In times i have no graphs the client state is down.
SERVICE TYPE NAME REMOTE ENDPOINT STATUS
-------------- ------- ---------------------- -------
linux:metrics db-1-1 144.76.15.145:42000 DOWN
mysql:metrics db-1-1 144.76.15.145:42002 DOWN
I run pmm-server as following to prevent sync issues.
PING db-1-1 (144.76.15.145) 56(84) bytes of data.
64 bytes from db-1-1 (x.x.x.x): icmp_seq=1 ttl=60 time=0.311 ms
64 bytes from db-1-1 (x.x.x.x): icmp_seq=2 ttl=60 time=0.333 ms
64 bytes from db-1-1 (x.x.x.x): icmp_seq=3 ttl=60 time=0.684 ms
Server side: Wed Oct 26 10:56:51 UTC 2016
Client Side: Wed Oct 26 12:56:51 CEST 2016
If i take a look in /var/log/prometheus.log there are no error entries.
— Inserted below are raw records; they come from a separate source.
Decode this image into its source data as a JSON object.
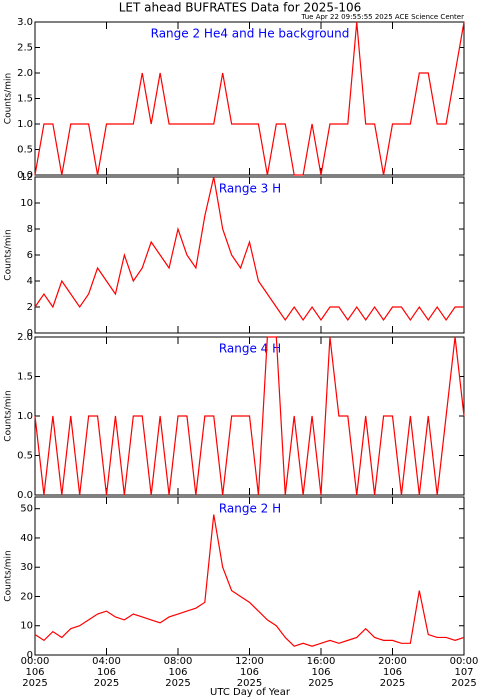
{
  "title": "LET ahead BUFRATES Data for 2025-106",
  "subtitle": "Tue Apr 22 09:55:55 2025 ACE Science Center",
  "chart_data": [
    {
      "type": "line",
      "annotation": "Range 2 He4 and He background",
      "ylabel": "Counts/min",
      "color": "#ff0000",
      "x": [
        0,
        0.5,
        1,
        1.5,
        2,
        2.5,
        3,
        3.5,
        4,
        4.5,
        5,
        5.5,
        6,
        6.5,
        7,
        7.5,
        8,
        8.5,
        9,
        9.5,
        10,
        10.5,
        11,
        11.5,
        12,
        12.5,
        13,
        13.5,
        14,
        14.5,
        15,
        15.5,
        16,
        16.5,
        17,
        17.5,
        18,
        18.5,
        19,
        19.5,
        20,
        20.5,
        21,
        21.5,
        22,
        22.5,
        23,
        23.5,
        24
      ],
      "values": [
        0,
        1,
        1,
        0,
        1,
        1,
        1,
        0,
        1,
        1,
        1,
        1,
        2,
        1,
        2,
        1,
        1,
        1,
        1,
        1,
        1,
        2,
        1,
        1,
        1,
        1,
        0,
        1,
        1,
        0,
        0,
        1,
        0,
        1,
        1,
        1,
        3,
        1,
        1,
        0,
        1,
        1,
        1,
        2,
        2,
        1,
        1,
        2,
        3
      ],
      "xlim": [
        0,
        24
      ],
      "xticks": [
        0,
        4,
        8,
        12,
        16,
        20,
        24
      ],
      "ylim": [
        0,
        3
      ],
      "yticks": [
        {
          "value": 0,
          "label": "0.0"
        },
        0.5,
        {
          "value": 1,
          "label": "1.0"
        },
        1.5,
        {
          "value": 2,
          "label": "2.0"
        },
        2.5,
        {
          "value": 3,
          "label": "3.0"
        }
      ]
    },
    {
      "type": "line",
      "annotation": "Range 3 H",
      "ylabel": "Counts/min",
      "color": "#ff0000",
      "x": [
        0,
        0.5,
        1,
        1.5,
        2,
        2.5,
        3,
        3.5,
        4,
        4.5,
        5,
        5.5,
        6,
        6.5,
        7,
        7.5,
        8,
        8.5,
        9,
        9.5,
        10,
        10.5,
        11,
        11.5,
        12,
        12.5,
        13,
        13.5,
        14,
        14.5,
        15,
        15.5,
        16,
        16.5,
        17,
        17.5,
        18,
        18.5,
        19,
        19.5,
        20,
        20.5,
        21,
        21.5,
        22,
        22.5,
        23,
        23.5,
        24
      ],
      "values": [
        2,
        3,
        2,
        4,
        3,
        2,
        3,
        5,
        4,
        3,
        6,
        4,
        5,
        7,
        6,
        5,
        8,
        6,
        5,
        9,
        12,
        8,
        6,
        5,
        7,
        4,
        3,
        2,
        1,
        2,
        1,
        2,
        1,
        2,
        2,
        1,
        2,
        1,
        2,
        1,
        2,
        2,
        1,
        2,
        1,
        2,
        1,
        2,
        2
      ],
      "xlim": [
        0,
        24
      ],
      "xticks": [
        0,
        4,
        8,
        12,
        16,
        20,
        24
      ],
      "ylim": [
        0,
        12
      ],
      "yticks": [
        0,
        2,
        4,
        6,
        8,
        10,
        12
      ]
    },
    {
      "type": "line",
      "annotation": "Range 4 H",
      "ylabel": "Counts/min",
      "color": "#ff0000",
      "x": [
        0,
        0.5,
        1,
        1.5,
        2,
        2.5,
        3,
        3.5,
        4,
        4.5,
        5,
        5.5,
        6,
        6.5,
        7,
        7.5,
        8,
        8.5,
        9,
        9.5,
        10,
        10.5,
        11,
        11.5,
        12,
        12.5,
        13,
        13.5,
        14,
        14.5,
        15,
        15.5,
        16,
        16.5,
        17,
        17.5,
        18,
        18.5,
        19,
        19.5,
        20,
        20.5,
        21,
        21.5,
        22,
        22.5,
        23,
        23.5,
        24
      ],
      "values": [
        1,
        0,
        1,
        0,
        1,
        0,
        1,
        1,
        0,
        1,
        0,
        1,
        1,
        0,
        1,
        0,
        1,
        1,
        0,
        1,
        1,
        0,
        1,
        1,
        1,
        0,
        2,
        2,
        0,
        1,
        0,
        1,
        0,
        2,
        1,
        1,
        0,
        1,
        0,
        1,
        1,
        0,
        1,
        0,
        1,
        0,
        1,
        2,
        1
      ],
      "xlim": [
        0,
        24
      ],
      "xticks": [
        0,
        4,
        8,
        12,
        16,
        20,
        24
      ],
      "ylim": [
        0,
        2
      ],
      "yticks": [
        {
          "value": 0,
          "label": "0.0"
        },
        0.5,
        {
          "value": 1,
          "label": "1.0"
        },
        1.5,
        {
          "value": 2,
          "label": "2.0"
        }
      ]
    },
    {
      "type": "line",
      "annotation": "Range 2 H",
      "ylabel": "Counts/min",
      "xlabel": "UTC Day of Year",
      "color": "#ff0000",
      "x": [
        0,
        0.5,
        1,
        1.5,
        2,
        2.5,
        3,
        3.5,
        4,
        4.5,
        5,
        5.5,
        6,
        6.5,
        7,
        7.5,
        8,
        8.5,
        9,
        9.5,
        10,
        10.5,
        11,
        11.5,
        12,
        12.5,
        13,
        13.5,
        14,
        14.5,
        15,
        15.5,
        16,
        16.5,
        17,
        17.5,
        18,
        18.5,
        19,
        19.5,
        20,
        20.5,
        21,
        21.5,
        22,
        22.5,
        23,
        23.5,
        24
      ],
      "values": [
        7,
        5,
        8,
        6,
        9,
        10,
        12,
        14,
        15,
        13,
        12,
        14,
        13,
        12,
        11,
        13,
        14,
        15,
        16,
        18,
        48,
        30,
        22,
        20,
        18,
        15,
        12,
        10,
        6,
        3,
        4,
        3,
        4,
        5,
        4,
        5,
        6,
        9,
        6,
        5,
        5,
        4,
        4,
        22,
        7,
        6,
        6,
        5,
        6
      ],
      "xlim": [
        0,
        24
      ],
      "xticks": [
        {
          "value": 0,
          "label": [
            "00:00",
            "106",
            "2025"
          ]
        },
        {
          "value": 4,
          "label": [
            "04:00",
            "106",
            "2025"
          ]
        },
        {
          "value": 8,
          "label": [
            "08:00",
            "106",
            "2025"
          ]
        },
        {
          "value": 12,
          "label": [
            "12:00",
            "106",
            "2025"
          ]
        },
        {
          "value": 16,
          "label": [
            "16:00",
            "106",
            "2025"
          ]
        },
        {
          "value": 20,
          "label": [
            "20:00",
            "106",
            "2025"
          ]
        },
        {
          "value": 24,
          "label": [
            "00:00",
            "107",
            "2025"
          ]
        }
      ],
      "ylim": [
        0,
        54
      ],
      "yticks": [
        0,
        10,
        20,
        30,
        40,
        50
      ]
    }
  ]
}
Sometimes, there are absolute no entries over a few hours.
I have been having this (or similar issue) and it seems to be that it runs out of memory to ingest the metrics coming in to prometheus.
And usually when it dies it really dies and I have to restart the docker.
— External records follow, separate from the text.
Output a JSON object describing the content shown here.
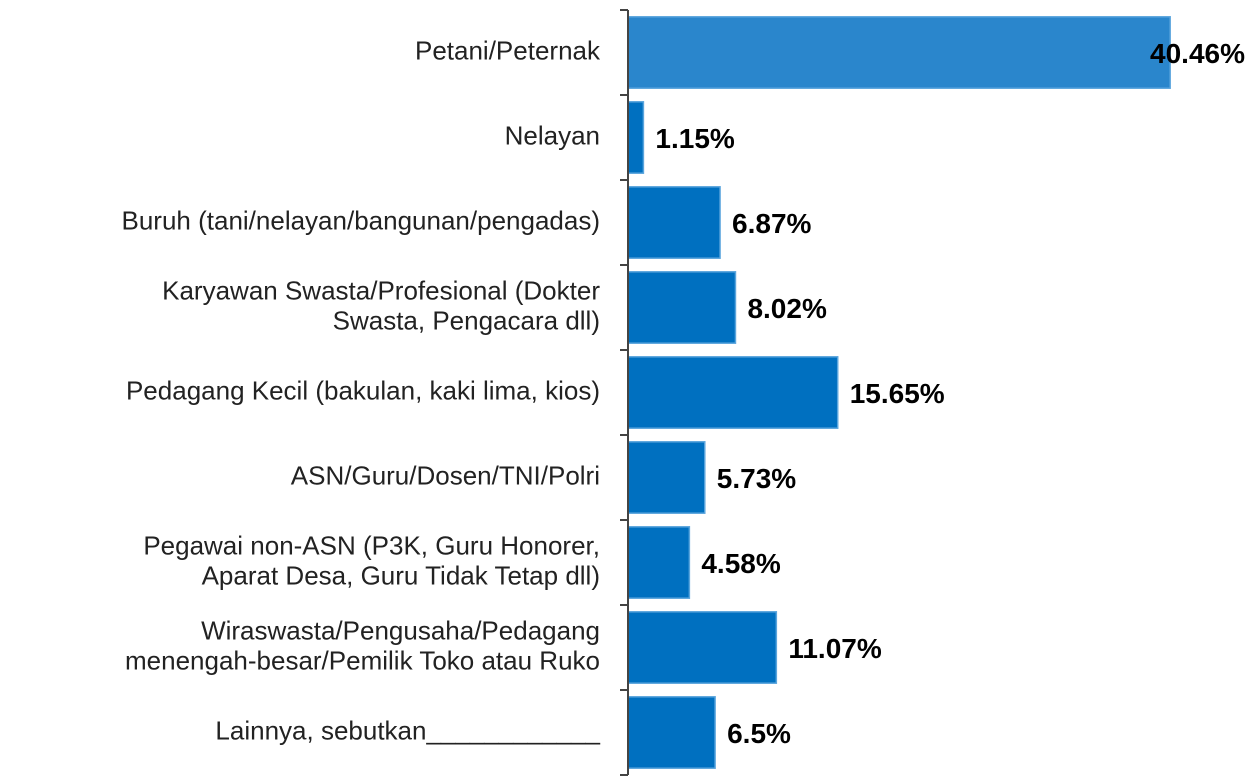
{
  "chart_data": {
    "type": "hbar",
    "categories": [
      "Petani/Peternak",
      "Nelayan",
      "Buruh (tani/nelayan/bangunan/pengadas)",
      "Karyawan Swasta/Profesional (Dokter\nSwasta, Pengacara dll)",
      "Pedagang Kecil (bakulan, kaki lima, kios)",
      "ASN/Guru/Dosen/TNI/Polri",
      "Pegawai non-ASN (P3K, Guru Honorer,\nAparat Desa, Guru Tidak Tetap dll)",
      "Wiraswasta/Pengusaha/Pedagang\nmenengah-besar/Pemilik Toko atau Ruko",
      "Lainnya, sebutkan____________"
    ],
    "values": [
      40.46,
      1.15,
      6.87,
      8.02,
      15.65,
      5.73,
      4.58,
      11.07,
      6.5
    ],
    "value_labels": [
      "40.46%",
      "1.15%",
      "6.87%",
      "8.02%",
      "15.65%",
      "5.73%",
      "4.58%",
      "11.07%",
      "6.5%"
    ],
    "colors": [
      "#2a86cc",
      "#0070c0",
      "#0070c0",
      "#0070c0",
      "#0070c0",
      "#0070c0",
      "#0070c0",
      "#0070c0",
      "#0070c0"
    ],
    "xlim": [
      0,
      45
    ]
  }
}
I have been bumping up the memory with this command:
METRICS_MEMORY=2097152
In the docker run command line. It has some fairly small default - that was working fine until I added one too many servers or has a peak in events.
You might take a look at the Prometheus graph in grafana.
My running server looks like this when I run docker stats pmm-server
CONTAINER CPU % MEM USAGE / LIMIT MEM % NET I/O BLOCK I/O
pmm-server 71.24% 6.77 GB / 7.934 GB 85.33% 6.932 GB / 379.2 MB 3.766 GB / 18.15 GB
… adding slowly monitored hosts to the pmm server.
After doing this for the first 9 server only 3 minutes after adding number 10 the monitoring stopped completely.
Again there are no log entries in /var/log/prometheus.log and ALL metrics on ALL servers are in running state, but without connectivity to the server:
SERVICE TYPE NAME REMOTE ENDPOINT STATUS
-------------- ------- ---------------------- -------
linux:metrics db-1-2 x.x.x.x:42000 DOWN
mysql:metrics db-1-2 x.x.x.x:42002 DOWN
PMM is a nice and helpfull tool, but it seems not very robust and we are not able to work with it at the moment.
process_cpu_seconds_total 23.42
# HELP process_max_fds Maximum number of open file descriptors.
# TYPE process_max_fds gauge
process_max_fds 1024
# HELP process_open_fds Number of open file descriptors.
# TYPE process_open_fds gauge
process_open_fds 9
# HELP process_resident_memory_bytes Resident memory size in bytes.
# TYPE process_resident_memory_bytes gauge
process_resident_memory_bytes 1.370112e+07
# HELP process_start_time_seconds Start time of the process since unix epoch in seconds.
# TYPE process_start_time_seconds gauge
process_start_time_seconds 1.47749268343e+09
# HELP process_virtual_memory_bytes Virtual memory size in bytes.
# TYPE process_virtual_memory_bytes gauge
process_virtual_memory_bytes 2.7041792e+07
...
Since my last post i got 3 times data without changing anything on the infrastructure.